Thirty years are not few, but not many either. Nonetheless, it has been a significant time in which the Church has been able to show herself and put down roots. If today we have nine communities in this whole area, it is a sign that the Gospel is being accepted and being lived in practice.
At the beginning, it was a time of creating new frontiers in a nation which suddenly saw how atheism and a Communist-style regime were collapsing and all sense of direction was being lost. It was at this precise moment of history when the first three missionaries arrived, among them Mgr Wenceslao Selga Padilla, the first prefect apostolic of Ulan Bator. They set out by starting very specific projects of friendship and solidarity in order to form relations based on trust that would last over time.

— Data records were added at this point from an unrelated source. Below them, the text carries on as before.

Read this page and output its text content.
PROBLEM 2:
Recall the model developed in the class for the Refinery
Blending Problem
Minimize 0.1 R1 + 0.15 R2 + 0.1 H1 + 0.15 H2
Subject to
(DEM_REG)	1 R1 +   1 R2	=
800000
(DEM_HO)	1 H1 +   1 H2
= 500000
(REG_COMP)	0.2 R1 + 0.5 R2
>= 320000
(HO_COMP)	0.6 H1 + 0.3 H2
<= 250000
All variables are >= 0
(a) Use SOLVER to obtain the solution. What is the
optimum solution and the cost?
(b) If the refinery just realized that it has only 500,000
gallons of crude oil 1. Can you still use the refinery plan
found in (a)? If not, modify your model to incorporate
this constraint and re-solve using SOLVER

On the other hand, what are the prospects for the future of the Church in Mongolia?
There is still a lot to be done. This first nucleus of Christian life that we see springing up still needs great care to be able to continue growing and helping bring about a missionary dimension within our country that can be the sign of its evangelization.
In this regard, one of the main targets will be depth: accompanying those who have become Christians, and allowing the faith to go deep into the person and into society as a consequence. All the same, as the Pope says, plans and strategies are all very well, but what matters most is fidelity to the Lord lived through a life in accord with one’s faith.
The Apostolic Prefecture of Ulan Bator, the only church in the whole of Mongolia has recently joined the newly-created Bishops’ Conference of Central Asia. What do you think of this?
Before this decision was made, our local Church did not form part of any Episcopal Conference. My predecessor, Mgr Wenceslao Padilla, was in touch with the Episcopal Conference of South Korea in his personal capacity, and we continue on very good terms with them. As time went by and in accordance with the impulse Pope Francis is giving to synodal gatherings, it was decided to identify with an assembly closer to home to exercise collegiality more effectively.
Providence would have it that last autumn the Episcopal Conference of Central Asia was created and we now form part of that. This choice has been most favourable since all pastors of local churches need to have collegial point of reference.